Verein kritisiert „ideologische Beeinflussung“ und medizinische Eingriffe

Die Protestveranstaltung steht unter dem Motto „Transmedizin macht krank – ein Leben lang“ und soll zwischen 12 und 15 Uhr am Albert-Schweitzer-Campus 1 stattfinden. In der Einladung kündigt der Verein an, sich „gegen die Durchführung medizinischer Maßnahmen bei Kindern und Jugendlichen mit Transidentitätswunsch“ zu positionieren. Die geplante Aktion richtet sich konkret gegen die vom UKM mitentwickelte S2k-Leitlinie zur Geschlechtsinkongruenz im Kindes- und Jugendalter.

Laut Frauenheldinnen e.V. würden mit der Leitlinie medizinische Eingriffe wie Pubertätsblocker oder Hormonbehandlungen als einzige Option zur Behandlung dargestellt. Diese Einschätzung wird in Fachkreisen jedoch nicht einheitlich geteilt.

S2k-Leitlinie: UKM-Professor Mitautor bei medizinischem Konsenspapier

Tatsächlich war Prof. Dr.
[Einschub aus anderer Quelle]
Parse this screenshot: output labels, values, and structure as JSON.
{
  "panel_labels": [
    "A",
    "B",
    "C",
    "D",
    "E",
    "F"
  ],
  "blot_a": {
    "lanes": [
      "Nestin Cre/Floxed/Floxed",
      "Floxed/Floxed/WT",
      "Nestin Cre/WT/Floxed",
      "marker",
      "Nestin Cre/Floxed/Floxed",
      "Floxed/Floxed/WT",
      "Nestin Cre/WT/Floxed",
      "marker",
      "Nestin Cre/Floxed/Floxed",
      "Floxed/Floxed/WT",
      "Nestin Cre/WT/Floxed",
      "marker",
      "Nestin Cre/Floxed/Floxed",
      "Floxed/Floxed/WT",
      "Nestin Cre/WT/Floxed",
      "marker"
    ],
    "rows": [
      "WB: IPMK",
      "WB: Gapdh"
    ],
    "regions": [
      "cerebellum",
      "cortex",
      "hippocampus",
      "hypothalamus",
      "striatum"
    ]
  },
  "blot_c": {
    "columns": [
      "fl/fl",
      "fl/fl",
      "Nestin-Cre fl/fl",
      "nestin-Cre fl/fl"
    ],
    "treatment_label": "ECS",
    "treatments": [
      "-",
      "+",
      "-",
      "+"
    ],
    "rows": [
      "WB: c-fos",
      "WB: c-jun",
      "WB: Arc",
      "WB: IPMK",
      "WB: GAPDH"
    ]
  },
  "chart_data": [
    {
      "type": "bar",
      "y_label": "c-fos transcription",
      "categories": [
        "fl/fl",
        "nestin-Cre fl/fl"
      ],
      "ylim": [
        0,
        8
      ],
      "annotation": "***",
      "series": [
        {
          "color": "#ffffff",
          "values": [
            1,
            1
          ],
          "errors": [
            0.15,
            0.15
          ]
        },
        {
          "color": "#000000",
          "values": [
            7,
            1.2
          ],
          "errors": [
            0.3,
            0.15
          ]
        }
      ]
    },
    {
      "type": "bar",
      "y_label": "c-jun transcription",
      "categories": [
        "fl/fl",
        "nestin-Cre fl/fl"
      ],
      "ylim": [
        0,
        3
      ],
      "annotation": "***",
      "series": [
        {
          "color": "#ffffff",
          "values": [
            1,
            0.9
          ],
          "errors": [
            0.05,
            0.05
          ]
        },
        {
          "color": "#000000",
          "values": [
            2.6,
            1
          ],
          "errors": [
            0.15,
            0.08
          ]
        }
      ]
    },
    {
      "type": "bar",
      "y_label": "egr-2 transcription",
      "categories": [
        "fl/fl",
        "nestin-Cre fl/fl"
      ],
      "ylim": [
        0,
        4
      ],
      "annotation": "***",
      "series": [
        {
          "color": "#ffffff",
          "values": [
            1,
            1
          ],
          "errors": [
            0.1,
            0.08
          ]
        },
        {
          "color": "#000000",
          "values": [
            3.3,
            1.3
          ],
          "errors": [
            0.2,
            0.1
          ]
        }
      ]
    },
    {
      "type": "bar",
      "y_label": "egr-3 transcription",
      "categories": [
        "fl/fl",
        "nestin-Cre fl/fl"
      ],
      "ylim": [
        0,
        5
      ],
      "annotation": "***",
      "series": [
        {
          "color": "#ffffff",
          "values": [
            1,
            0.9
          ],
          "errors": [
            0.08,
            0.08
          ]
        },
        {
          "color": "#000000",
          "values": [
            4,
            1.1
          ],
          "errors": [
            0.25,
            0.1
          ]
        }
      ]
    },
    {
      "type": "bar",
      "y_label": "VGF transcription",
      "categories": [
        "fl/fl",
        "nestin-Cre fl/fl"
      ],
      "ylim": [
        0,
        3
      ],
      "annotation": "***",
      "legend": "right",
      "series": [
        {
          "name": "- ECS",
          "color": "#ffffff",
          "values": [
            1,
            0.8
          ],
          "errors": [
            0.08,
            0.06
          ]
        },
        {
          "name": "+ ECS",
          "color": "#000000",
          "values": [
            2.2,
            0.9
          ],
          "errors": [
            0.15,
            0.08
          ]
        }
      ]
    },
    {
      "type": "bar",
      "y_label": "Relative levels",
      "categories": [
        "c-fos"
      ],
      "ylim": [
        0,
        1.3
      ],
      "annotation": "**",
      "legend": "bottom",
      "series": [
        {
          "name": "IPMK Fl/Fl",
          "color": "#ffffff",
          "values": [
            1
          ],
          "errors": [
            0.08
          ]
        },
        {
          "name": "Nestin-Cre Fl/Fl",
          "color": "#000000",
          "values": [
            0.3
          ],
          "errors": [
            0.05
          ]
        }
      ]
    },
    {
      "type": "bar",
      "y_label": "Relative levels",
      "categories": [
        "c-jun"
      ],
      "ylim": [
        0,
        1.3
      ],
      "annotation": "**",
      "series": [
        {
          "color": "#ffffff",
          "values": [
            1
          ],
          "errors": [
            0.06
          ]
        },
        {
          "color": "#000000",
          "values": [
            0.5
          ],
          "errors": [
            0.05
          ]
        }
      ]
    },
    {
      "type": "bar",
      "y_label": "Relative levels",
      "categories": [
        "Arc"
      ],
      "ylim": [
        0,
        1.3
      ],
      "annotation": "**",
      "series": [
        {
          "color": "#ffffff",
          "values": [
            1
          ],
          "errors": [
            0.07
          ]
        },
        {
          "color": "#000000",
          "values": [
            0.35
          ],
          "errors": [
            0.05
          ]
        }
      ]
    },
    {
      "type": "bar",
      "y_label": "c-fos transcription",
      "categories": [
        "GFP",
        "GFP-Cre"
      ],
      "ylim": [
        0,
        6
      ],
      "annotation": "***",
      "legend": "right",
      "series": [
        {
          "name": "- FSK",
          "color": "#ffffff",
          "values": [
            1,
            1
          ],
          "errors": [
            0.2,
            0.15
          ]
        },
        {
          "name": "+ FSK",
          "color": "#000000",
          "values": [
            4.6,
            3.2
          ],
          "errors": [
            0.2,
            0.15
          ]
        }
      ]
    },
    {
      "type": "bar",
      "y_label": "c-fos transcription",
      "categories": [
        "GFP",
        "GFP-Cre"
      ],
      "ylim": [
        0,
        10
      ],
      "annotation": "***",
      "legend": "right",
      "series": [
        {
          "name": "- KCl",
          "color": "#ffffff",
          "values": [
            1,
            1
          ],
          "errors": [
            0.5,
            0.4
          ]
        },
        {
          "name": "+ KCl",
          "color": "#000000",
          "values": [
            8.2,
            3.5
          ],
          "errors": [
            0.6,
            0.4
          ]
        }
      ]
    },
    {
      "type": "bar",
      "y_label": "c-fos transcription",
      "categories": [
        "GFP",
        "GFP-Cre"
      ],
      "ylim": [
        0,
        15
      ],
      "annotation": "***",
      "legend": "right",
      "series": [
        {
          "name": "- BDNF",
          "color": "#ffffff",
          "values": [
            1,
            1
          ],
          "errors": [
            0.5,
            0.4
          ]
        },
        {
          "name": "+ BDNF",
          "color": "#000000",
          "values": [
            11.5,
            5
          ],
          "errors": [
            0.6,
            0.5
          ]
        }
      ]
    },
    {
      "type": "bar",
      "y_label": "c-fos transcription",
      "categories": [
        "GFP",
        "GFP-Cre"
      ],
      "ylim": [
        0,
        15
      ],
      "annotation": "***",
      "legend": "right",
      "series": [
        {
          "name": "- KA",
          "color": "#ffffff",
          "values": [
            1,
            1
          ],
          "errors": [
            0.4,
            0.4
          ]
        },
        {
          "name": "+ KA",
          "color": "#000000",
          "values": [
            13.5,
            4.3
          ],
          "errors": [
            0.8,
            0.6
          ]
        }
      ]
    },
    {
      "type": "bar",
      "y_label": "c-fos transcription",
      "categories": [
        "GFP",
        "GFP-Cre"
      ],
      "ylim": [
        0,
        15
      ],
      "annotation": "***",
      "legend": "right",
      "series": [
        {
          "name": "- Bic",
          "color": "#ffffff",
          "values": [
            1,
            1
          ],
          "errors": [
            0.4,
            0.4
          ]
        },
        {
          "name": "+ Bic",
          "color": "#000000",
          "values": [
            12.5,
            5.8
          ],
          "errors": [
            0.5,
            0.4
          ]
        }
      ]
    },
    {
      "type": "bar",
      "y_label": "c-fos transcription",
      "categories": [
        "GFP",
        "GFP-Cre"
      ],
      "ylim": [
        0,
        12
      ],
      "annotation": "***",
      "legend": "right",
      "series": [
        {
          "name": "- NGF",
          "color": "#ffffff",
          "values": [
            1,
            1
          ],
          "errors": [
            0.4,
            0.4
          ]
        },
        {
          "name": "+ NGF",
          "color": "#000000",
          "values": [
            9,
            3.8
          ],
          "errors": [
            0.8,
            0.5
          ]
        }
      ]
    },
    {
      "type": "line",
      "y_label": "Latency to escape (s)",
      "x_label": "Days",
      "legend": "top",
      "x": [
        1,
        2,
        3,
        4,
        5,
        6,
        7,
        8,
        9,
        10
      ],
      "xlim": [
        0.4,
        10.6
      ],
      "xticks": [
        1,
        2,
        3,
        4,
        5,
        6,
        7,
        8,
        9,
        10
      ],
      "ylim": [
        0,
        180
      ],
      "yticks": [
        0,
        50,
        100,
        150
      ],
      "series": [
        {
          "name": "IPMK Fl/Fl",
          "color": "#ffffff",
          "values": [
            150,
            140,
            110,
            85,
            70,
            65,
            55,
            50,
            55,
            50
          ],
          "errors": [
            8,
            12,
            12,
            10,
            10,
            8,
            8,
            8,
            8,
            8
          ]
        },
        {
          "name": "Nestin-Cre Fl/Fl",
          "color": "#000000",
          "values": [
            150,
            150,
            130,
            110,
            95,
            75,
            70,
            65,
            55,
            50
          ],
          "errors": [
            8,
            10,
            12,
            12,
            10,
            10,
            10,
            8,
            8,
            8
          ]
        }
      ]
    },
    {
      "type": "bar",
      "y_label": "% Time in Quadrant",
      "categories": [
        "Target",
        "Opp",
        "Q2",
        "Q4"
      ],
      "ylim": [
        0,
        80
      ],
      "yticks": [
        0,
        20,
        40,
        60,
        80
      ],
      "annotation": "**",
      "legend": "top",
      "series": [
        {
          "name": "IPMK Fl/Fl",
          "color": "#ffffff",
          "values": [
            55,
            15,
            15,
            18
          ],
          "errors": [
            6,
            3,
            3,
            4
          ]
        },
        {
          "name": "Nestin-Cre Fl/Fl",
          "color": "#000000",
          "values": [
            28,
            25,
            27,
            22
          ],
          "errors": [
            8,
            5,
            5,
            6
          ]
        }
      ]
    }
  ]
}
Georg Romer, Direktor der Klinik für Kinder- und Jugendpsychiatrie am UKM, Koordinator der S2k-Leitlinie zur „Diagnostik und Behandlung von Geschlechtsinkongruenz bei Kindern und Jugendlichen“. Die Leitlinie wurde 2022 unter dem Dach der Arbeitsgemeinschaft der Wissenschaftlichen Medizinischen Fachgesellschaften (AWMF) erstellt. Sie beschreibt ein abgestuftes Versorgungskonzept aus psychosozialer Begleitung, Familienarbeit, sozialen Maßnahmen und – unter bestimmten Voraussetzungen – auch körpermedizinischen Schritten wie Pubertätsblockern oder Hormontherapie.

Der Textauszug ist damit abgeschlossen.